Mittwoch, 6. August 2014

Putins Einmarsch in die Ukraine?

Meine lieben Freunde, jetzt haben wir die Situation, vor der ich mich irgendwie gefürchtet habe, denn es hat sich durch die Kämpfe zwischen den Separatisten und der ukrainischen Armee ergeben, dass jetzt auch Herr Putin an einer Teil­nahme an den Kämpfen sehr geneigt ist, denn er hat schon eine größere Heer­schar von Soldaten an der ukrainischen Grenze zusammengezogen. D.h., das diese Soldaten zu jederzeit die Grenze überschreiten können, und sich den Se­paratisten dann anschließen, um mit diesen gegen die ukrainische Armee zu kämpfen.

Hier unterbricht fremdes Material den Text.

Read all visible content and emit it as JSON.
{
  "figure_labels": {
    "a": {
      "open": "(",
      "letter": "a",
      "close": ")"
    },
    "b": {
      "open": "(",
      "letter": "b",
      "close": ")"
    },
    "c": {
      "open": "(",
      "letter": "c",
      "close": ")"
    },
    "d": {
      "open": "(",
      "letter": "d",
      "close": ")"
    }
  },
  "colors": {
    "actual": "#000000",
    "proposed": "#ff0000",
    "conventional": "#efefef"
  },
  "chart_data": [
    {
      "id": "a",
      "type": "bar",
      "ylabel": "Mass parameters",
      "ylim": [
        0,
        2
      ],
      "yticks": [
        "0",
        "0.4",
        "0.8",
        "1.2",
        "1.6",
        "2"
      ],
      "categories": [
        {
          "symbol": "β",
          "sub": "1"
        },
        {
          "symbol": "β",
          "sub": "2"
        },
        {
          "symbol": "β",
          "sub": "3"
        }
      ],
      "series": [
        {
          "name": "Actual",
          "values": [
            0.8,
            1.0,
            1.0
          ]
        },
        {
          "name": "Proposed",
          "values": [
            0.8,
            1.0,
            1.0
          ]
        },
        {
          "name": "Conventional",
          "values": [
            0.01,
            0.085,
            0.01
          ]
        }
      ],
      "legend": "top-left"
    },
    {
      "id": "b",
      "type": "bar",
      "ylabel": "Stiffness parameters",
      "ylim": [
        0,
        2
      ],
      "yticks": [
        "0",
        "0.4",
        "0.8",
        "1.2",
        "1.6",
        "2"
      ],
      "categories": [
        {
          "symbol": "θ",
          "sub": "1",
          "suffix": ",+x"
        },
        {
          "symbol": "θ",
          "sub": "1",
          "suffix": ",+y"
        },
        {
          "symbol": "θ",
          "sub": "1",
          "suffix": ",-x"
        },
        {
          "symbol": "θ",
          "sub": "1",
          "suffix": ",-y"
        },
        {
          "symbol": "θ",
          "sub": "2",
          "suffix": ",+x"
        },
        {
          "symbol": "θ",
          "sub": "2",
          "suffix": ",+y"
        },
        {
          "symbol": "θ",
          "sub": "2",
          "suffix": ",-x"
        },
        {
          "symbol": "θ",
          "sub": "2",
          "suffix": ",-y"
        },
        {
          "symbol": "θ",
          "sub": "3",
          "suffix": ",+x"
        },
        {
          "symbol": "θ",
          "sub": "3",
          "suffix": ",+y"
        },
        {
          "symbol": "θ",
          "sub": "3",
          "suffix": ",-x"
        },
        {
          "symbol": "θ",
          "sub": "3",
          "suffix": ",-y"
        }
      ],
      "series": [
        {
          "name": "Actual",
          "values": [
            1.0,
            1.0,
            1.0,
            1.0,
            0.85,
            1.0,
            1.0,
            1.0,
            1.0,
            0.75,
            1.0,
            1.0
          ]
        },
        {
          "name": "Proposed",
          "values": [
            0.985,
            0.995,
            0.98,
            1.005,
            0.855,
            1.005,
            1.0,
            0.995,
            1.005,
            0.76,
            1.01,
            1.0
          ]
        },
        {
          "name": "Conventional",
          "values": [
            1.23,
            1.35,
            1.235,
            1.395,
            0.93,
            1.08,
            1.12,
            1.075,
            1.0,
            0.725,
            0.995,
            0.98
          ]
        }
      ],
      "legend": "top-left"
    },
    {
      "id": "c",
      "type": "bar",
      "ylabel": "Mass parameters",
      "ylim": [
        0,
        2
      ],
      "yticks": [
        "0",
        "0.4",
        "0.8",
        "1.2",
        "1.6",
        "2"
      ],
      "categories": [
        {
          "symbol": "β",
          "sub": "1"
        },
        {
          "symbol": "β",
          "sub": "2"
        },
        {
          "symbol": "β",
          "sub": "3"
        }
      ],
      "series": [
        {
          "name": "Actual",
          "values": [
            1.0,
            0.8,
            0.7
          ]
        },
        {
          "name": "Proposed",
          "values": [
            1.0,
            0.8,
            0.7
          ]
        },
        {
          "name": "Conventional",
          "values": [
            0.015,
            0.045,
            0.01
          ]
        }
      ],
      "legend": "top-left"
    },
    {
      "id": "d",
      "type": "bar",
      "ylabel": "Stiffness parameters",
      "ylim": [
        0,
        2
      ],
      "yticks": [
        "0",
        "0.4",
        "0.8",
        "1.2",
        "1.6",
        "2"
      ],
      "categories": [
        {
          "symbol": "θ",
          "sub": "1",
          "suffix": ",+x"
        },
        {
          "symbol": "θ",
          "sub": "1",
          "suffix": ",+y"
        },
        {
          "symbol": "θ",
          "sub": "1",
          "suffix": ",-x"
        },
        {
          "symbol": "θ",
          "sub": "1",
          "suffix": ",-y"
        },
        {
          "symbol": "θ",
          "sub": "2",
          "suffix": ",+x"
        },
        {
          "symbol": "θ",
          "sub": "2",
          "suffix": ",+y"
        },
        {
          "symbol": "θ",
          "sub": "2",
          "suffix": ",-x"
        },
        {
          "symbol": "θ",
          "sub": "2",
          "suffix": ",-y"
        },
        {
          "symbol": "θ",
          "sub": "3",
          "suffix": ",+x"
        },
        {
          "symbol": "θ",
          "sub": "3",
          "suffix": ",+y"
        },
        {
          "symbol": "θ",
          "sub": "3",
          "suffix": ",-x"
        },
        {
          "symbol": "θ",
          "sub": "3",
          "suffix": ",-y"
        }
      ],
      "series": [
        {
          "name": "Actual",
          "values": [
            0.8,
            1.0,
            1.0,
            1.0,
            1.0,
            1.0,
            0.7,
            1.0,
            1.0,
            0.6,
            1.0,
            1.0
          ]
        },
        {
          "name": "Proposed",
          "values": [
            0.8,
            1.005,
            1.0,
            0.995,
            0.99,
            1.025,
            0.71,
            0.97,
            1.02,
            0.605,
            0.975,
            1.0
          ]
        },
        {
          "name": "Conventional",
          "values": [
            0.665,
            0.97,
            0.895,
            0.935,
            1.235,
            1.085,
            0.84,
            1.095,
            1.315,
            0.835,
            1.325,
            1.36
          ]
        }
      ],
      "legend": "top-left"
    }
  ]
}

Was ist jetzt das Gefährliche an dieser Situation? Putin wird sagen, er wolle die dortigen Russen beschützen, aber ihm geht es im Grunde genommen nur um das Einverleiben der Ukraine in seinen russischen Staatenbund. Es geht nicht um mehr, denn das hatte er schon vor dieser Krise vorgehabt, aber die Ukrai­ner hatten Putin durchschaut, denn die kennen die Russen sehr genau.
Jetzt bin ich gespannt: wie die NATO dazu steht? Wird sie in den Kampf ein­greifen, oder wird sie sich heraushalten? Die Ukraine gehört nicht zur NATO und auch nicht zur Europäischen Union. Sie ist sozusagen ein Land, dass sich jeder einverleiben kann, der Lust dazu hat.
Aber hier tritt ein Problem auf, und damit gleichzeitig die Frage: wie stark sind die Streitkräfte Russlands und die der NATO-Staaten, und will die NATO über­haupt eine bewaffnete Auseinandersetzung mit Russland? Oder ist diese Aktion von Russland, das Zusammenziehen von Truppen nur eine große Show, um die anderen Staaten zu verwirren?
Nur Zeit, meine lieben Freunde, bin ich doch ein wenig überfragt, aber so rich­tig glaube ich an keinen Krieg bzw. an keine bewaffnete Auseinandersetzung mit dem Westen, aber man kann sich irren, und ich habe mich auch sehr oft ge­irrt in meinem Leben.
Ich wünsche mir nur eines, lasst die Waffen ruhen, und setzt euch an einen Tisch und sprecht miteinander, denn sprechen ist besser als töten. Denkt bitte daran, wir sind alle Menschen, und unser Leben ist kurz, und manchmal be­schissen, aber trotzdem leben wir, und haben Freude am Leben.
Schade, dass ich in diesen Streit nicht vermitteln kann, denn das wäre meine größte Freude, und ich würde mich voll für den Frieden einsetzen.
Wenn ihr meine lieben Freunde religiös seid, so betet für einen Frieden in die­sem Konflikt.